What happens when leaders miscalculate? Webcast of my remarks at The Heritage Foundation on using fiction to imagine worst-case scenarios.

Speaking on "Damascus Countdown" at The Heritage Foundation on April 9, 2013.

Speaking on “Damascus Countdown” at The Heritage Foundation on April 9, 2013.

At noon today, I was honored to address The Heritage Foundation’s weekly “Blogger Briefing”, along with Senator Jim DeMint, the new president of Heritage. In addition to the bloggers in attendance, the event was webcast live to bloggers throughout the U.S. and around the world.

I told the group that if I could sum up my remarks in one word, it would be this: “Miscalculation.”

The world is a dangerous place when American presidents miscalculate. I noted that when I arrived in Washington at began working at Heritage in 1990 (my first real job after graduating from Syracuse University), Saddam Hussein was massing military forces on the border of Kuwait and threatening to invade. I was struck at the time by how many Middle East “experts” said Saddam would never invade. They said he was just “saber-rattling” and driving up the price of oil for his own ends. But to the lay person, it certainly looked like Saddam was really going to invade Kuwait, and on August 2, 1990, he did just that. Officials throughout Washington were stunned. They didn’t believe what Saddam had been saying for months. They didn’t understand the nature and threat of the evil Saddam presented, and thus they were blindsided by it.

This is one of the reasons I write fiction: to imagine worst-case scenarios, and to help other people — including political, military, intelligence, business and religious leaders — to imagine how quickly the world can spin out of control when leaders misunderstand evil and miscalculate.

At the invitation of Rob Bluey, Heritage’s director of digital media, I spoke for about ten minutes on my background, why I began writing novels, and how I seek to use fiction to imagine these worst-case scenarios. I gave a quick background on three of my novels as examples — The Last Jihad (about radical Muslims hijacking a plane and flying a kamikaze attack into an American city, written before September 11th, 2001); Dead Heat (about a preemptive nuclear strike by North Korea on four American cities and on South Korea, published in 2008); and Damascus Countdown, now in its fourth week on the New York Times best-seller list.

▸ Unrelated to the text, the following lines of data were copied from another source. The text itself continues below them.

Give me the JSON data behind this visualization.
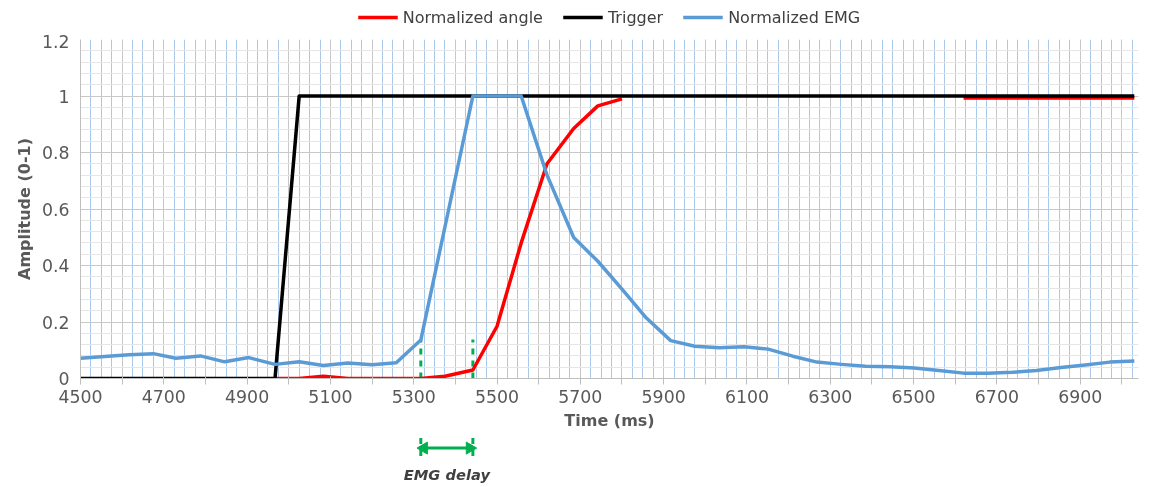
{
  "chart_data": {
    "type": "line",
    "xlabel": "Time (ms)",
    "ylabel": "Amplitude (0-1)",
    "xlim": [
      4500,
      7040
    ],
    "ylim": [
      0,
      1.2
    ],
    "xticks": [
      4500,
      {
        "value": 4600,
        "label": null
      },
      4700,
      {
        "value": 4800,
        "label": null
      },
      4900,
      {
        "value": 5000,
        "label": null
      },
      5100,
      {
        "value": 5200,
        "label": null
      },
      5300,
      {
        "value": 5400,
        "label": null
      },
      5500,
      {
        "value": 5600,
        "label": null
      },
      5700,
      {
        "value": 5800,
        "label": null
      },
      5900,
      {
        "value": 6000,
        "label": null
      },
      6100,
      {
        "value": 6200,
        "label": null
      },
      6300,
      {
        "value": 6400,
        "label": null
      },
      6500,
      {
        "value": 6600,
        "label": null
      },
      6700,
      {
        "value": 6800,
        "label": null
      },
      6900,
      {
        "value": 7000,
        "label": null
      }
    ],
    "yticks": [
      0,
      0.2,
      0.4,
      0.6,
      0.8,
      1,
      1.2
    ],
    "grid": true,
    "legend": "top",
    "line_style": "solid",
    "marker": "none",
    "series": [
      {
        "name": "Normalized angle",
        "color": "#ff0000",
        "x": [
          4967,
          5025,
          5083,
          5142,
          5200,
          5258,
          5317,
          5375,
          5442,
          5500,
          5558,
          5620,
          5684,
          5742,
          5800,
          5858,
          5917,
          6561,
          6620,
          6678,
          6737,
          6795,
          6854,
          6912,
          6971,
          7030
        ],
        "values": [
          0,
          0,
          0.008,
          0,
          0,
          0,
          0,
          0.008,
          0.03,
          0.185,
          0.48,
          0.76,
          0.885,
          0.965,
          0.99,
          null,
          null,
          null,
          0.993,
          0.993,
          0.993,
          0.993,
          0.993,
          0.993,
          0.993,
          0.993
        ]
      },
      {
        "name": "Trigger",
        "color": "#000000",
        "x": [
          4500,
          4967,
          5025,
          7030
        ],
        "values": [
          0,
          0,
          1,
          1
        ]
      },
      {
        "name": "Normalized EMG",
        "color": "#5b9bd5",
        "x": [
          4500,
          4558,
          4617,
          4675,
          4729,
          4788,
          4846,
          4904,
          4967,
          5025,
          5083,
          5142,
          5200,
          5258,
          5317,
          5442,
          5500,
          5558,
          5620,
          5684,
          5742,
          5800,
          5858,
          5917,
          5975,
          6034,
          6093,
          6151,
          6210,
          6268,
          6327,
          6385,
          6444,
          6502,
          6561,
          6620,
          6678,
          6737,
          6795,
          6854,
          6912,
          6971,
          7030
        ],
        "values": [
          0.072,
          0.078,
          0.084,
          0.088,
          0.072,
          0.08,
          0.059,
          0.074,
          0.05,
          0.059,
          0.046,
          0.055,
          0.049,
          0.056,
          0.136,
          1,
          1,
          1,
          0.72,
          0.499,
          0.415,
          0.316,
          0.215,
          0.134,
          0.114,
          0.109,
          0.112,
          0.104,
          0.079,
          0.058,
          0.05,
          0.043,
          0.042,
          0.037,
          0.028,
          0.019,
          0.019,
          0.022,
          0.028,
          0.039,
          0.048,
          0.058,
          0.062
        ]
      }
    ],
    "ref_lines": [
      {
        "axis": "x",
        "value": 5317,
        "label": null,
        "color": "#00b050",
        "line_style": "dashed"
      },
      {
        "axis": "x",
        "value": 5442,
        "label": null,
        "color": "#00b050",
        "line_style": "dashed"
      }
    ],
    "annotations": [
      "EMG delay"
    ]
  }
}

Then, for the next thirty minutes or so, I took questions from the bloggers. It was a very interesting conversation about geopolitics, global economics, and the art of writing fiction. One blogger asked me about my faith and how Bible prophecy factors into world events and my books. I noted that Bible prophecy is not a topic that often comes up at Washington’s premier “think tank,” but I was happy to address it. [Note: unfortunately, the video doesn’t capture all of the Q&A portion.]